Sind es elektrische Lichter, hat das überhaupt nichts zu bedeuten. Wir legen die Hände zusammen, sprechen das kurze Gebet, mit dem jeder Tag beginnt. Und das ist alles. Wir leben im Hier und Jetzt, ohne religiöse Neurosen. Was Felix gesagt hatte, schockierte mich. Clan-Denken, was war das überhaupt? Ich war mit meiner Familie durch den Klang und die Wärme der Kindheit, durch unaussprechliche sinnliche Erinnerungen verbunden. Und das andere? Ich spürte auf einmal ein schlechtes Gewissen.
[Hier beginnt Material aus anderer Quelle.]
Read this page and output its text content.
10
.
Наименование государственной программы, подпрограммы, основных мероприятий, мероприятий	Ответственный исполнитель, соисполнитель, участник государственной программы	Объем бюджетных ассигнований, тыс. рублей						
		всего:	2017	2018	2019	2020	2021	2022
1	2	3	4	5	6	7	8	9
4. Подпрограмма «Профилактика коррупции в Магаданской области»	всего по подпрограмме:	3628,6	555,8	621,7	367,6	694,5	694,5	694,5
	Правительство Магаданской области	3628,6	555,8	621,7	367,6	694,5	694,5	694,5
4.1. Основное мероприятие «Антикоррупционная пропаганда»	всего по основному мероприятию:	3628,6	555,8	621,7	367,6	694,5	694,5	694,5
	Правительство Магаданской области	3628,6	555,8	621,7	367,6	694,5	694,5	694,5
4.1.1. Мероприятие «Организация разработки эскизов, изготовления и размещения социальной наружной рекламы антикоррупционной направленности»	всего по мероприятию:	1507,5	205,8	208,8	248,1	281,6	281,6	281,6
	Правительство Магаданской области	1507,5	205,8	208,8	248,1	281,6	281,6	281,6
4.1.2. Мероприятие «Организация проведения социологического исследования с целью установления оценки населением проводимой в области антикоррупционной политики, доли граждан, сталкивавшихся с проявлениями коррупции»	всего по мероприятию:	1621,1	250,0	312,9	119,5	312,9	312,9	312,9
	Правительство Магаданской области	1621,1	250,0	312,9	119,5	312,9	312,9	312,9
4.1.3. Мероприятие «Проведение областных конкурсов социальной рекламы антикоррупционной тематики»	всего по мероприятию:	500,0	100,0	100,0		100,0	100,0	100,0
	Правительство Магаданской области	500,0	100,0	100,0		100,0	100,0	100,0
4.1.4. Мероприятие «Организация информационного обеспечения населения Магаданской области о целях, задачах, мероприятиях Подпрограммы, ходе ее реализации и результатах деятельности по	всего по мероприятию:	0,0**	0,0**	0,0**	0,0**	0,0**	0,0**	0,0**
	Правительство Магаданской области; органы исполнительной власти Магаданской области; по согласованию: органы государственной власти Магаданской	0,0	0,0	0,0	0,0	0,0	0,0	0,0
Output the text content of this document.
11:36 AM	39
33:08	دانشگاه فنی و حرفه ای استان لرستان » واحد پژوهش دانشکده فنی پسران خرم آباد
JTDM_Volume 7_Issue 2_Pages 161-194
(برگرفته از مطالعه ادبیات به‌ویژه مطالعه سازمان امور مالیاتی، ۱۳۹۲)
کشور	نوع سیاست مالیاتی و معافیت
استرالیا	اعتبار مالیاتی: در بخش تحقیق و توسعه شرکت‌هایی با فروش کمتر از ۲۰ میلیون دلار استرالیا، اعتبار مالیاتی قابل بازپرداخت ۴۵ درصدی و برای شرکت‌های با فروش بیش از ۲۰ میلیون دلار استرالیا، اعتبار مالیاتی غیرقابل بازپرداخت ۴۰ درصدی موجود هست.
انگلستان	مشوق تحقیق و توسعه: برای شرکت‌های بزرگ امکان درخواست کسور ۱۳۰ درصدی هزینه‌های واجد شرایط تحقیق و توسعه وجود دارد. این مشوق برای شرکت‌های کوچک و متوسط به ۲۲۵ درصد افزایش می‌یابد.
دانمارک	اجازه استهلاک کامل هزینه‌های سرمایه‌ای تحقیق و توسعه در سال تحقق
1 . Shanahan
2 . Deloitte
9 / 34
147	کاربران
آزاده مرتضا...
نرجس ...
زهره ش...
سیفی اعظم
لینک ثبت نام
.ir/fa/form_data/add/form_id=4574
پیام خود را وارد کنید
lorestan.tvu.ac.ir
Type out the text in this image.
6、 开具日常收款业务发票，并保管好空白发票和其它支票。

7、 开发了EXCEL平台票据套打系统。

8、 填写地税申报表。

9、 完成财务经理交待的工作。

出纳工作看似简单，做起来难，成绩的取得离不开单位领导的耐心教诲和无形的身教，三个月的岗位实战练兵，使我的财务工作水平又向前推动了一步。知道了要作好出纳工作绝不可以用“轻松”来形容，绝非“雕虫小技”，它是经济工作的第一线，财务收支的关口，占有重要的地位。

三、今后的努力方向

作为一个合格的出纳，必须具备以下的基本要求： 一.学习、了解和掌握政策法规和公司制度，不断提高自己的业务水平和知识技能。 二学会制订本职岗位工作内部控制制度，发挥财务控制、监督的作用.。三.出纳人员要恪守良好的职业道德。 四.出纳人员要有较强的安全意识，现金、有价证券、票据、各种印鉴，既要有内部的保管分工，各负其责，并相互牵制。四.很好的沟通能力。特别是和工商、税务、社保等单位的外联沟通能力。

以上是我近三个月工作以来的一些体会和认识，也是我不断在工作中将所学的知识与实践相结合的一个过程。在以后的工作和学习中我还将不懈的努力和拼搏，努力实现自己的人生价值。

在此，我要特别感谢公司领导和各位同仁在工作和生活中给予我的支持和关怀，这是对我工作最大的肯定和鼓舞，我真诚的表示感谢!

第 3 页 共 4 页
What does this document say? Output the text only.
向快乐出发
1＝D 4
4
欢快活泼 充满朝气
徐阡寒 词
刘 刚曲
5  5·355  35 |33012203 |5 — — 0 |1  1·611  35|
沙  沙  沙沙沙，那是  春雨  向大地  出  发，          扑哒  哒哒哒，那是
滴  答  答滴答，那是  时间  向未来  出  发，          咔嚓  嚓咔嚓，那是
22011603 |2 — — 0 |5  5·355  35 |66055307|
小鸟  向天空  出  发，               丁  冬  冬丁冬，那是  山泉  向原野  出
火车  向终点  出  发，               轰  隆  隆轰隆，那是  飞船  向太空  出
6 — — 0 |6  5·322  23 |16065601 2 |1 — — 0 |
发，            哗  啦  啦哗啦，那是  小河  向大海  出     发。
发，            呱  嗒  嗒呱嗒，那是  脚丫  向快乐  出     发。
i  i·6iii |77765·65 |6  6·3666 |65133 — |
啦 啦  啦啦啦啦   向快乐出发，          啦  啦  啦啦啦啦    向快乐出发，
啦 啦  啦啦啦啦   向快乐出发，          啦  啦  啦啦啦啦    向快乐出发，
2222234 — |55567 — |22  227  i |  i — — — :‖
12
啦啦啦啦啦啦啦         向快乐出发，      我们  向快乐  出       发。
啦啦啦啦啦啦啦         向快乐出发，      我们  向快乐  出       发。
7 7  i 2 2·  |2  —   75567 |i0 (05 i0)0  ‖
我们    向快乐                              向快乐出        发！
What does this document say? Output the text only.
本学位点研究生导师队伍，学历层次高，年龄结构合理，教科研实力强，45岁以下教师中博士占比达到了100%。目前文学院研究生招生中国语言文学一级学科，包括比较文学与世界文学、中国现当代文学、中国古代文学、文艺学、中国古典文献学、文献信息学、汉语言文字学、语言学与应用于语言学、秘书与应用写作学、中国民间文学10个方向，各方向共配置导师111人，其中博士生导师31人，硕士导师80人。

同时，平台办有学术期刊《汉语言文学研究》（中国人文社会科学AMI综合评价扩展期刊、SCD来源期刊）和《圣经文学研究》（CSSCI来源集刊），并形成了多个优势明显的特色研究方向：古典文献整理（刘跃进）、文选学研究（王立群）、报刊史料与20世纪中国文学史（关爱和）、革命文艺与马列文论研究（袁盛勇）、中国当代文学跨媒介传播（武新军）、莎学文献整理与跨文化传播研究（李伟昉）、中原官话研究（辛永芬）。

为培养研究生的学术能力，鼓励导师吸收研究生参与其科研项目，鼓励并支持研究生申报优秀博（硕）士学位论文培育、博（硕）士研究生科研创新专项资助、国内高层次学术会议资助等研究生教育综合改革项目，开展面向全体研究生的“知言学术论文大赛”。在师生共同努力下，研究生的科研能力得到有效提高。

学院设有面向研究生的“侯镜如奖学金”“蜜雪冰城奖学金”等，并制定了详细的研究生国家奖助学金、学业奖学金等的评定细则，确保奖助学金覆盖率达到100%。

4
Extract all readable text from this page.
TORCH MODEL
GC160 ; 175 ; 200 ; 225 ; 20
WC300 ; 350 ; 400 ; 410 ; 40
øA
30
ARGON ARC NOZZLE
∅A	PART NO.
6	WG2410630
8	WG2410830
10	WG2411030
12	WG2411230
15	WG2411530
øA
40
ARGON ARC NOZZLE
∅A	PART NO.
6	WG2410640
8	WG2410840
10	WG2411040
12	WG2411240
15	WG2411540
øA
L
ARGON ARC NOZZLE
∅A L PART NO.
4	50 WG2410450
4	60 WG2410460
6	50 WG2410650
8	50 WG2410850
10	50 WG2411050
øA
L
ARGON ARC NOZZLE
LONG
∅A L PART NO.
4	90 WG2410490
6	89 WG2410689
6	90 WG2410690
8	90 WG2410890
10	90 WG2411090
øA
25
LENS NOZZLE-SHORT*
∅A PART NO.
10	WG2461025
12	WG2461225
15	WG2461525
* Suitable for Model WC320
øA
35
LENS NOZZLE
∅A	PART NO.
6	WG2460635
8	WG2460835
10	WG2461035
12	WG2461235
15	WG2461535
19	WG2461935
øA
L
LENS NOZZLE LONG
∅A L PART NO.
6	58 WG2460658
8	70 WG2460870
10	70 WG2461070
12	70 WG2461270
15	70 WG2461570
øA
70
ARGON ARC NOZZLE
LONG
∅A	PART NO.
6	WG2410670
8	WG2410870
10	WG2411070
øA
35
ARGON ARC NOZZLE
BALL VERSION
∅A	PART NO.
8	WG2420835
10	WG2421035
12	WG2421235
Meine Mutter hatte stets an meinem Leben teilgenommen. Sie gehörte dazu. Hatte ich ihr meine Eigenständigkeit geopfert? Das Zusammenwirken von Spontaneität und Vernunft, das bisher mein Stolz und meine Stärke war, wurde erschüttert. Ich sträubte mich zornig und schuldbewusst und sagte zu Felix: »Ich kann dir nicht glauben!«
    Er nahm es gleichmütig hin.
    »Du solltest es aber glauben.«
    Es hatte also an Sonam gelegen. Sonam, die für gewöhnlich nicht redselig war. Die vom Schweigen lebte und mich immer reichlich damit bedacht hatte. Mit diesen paar Worten hatte sie mich von Felix getrennt. Ich hatte danach keine Lust mehr gehabt, mit ihm zu schlafen. Weil ich Mutter mehr vertraut hatte als der eigenen Liebe.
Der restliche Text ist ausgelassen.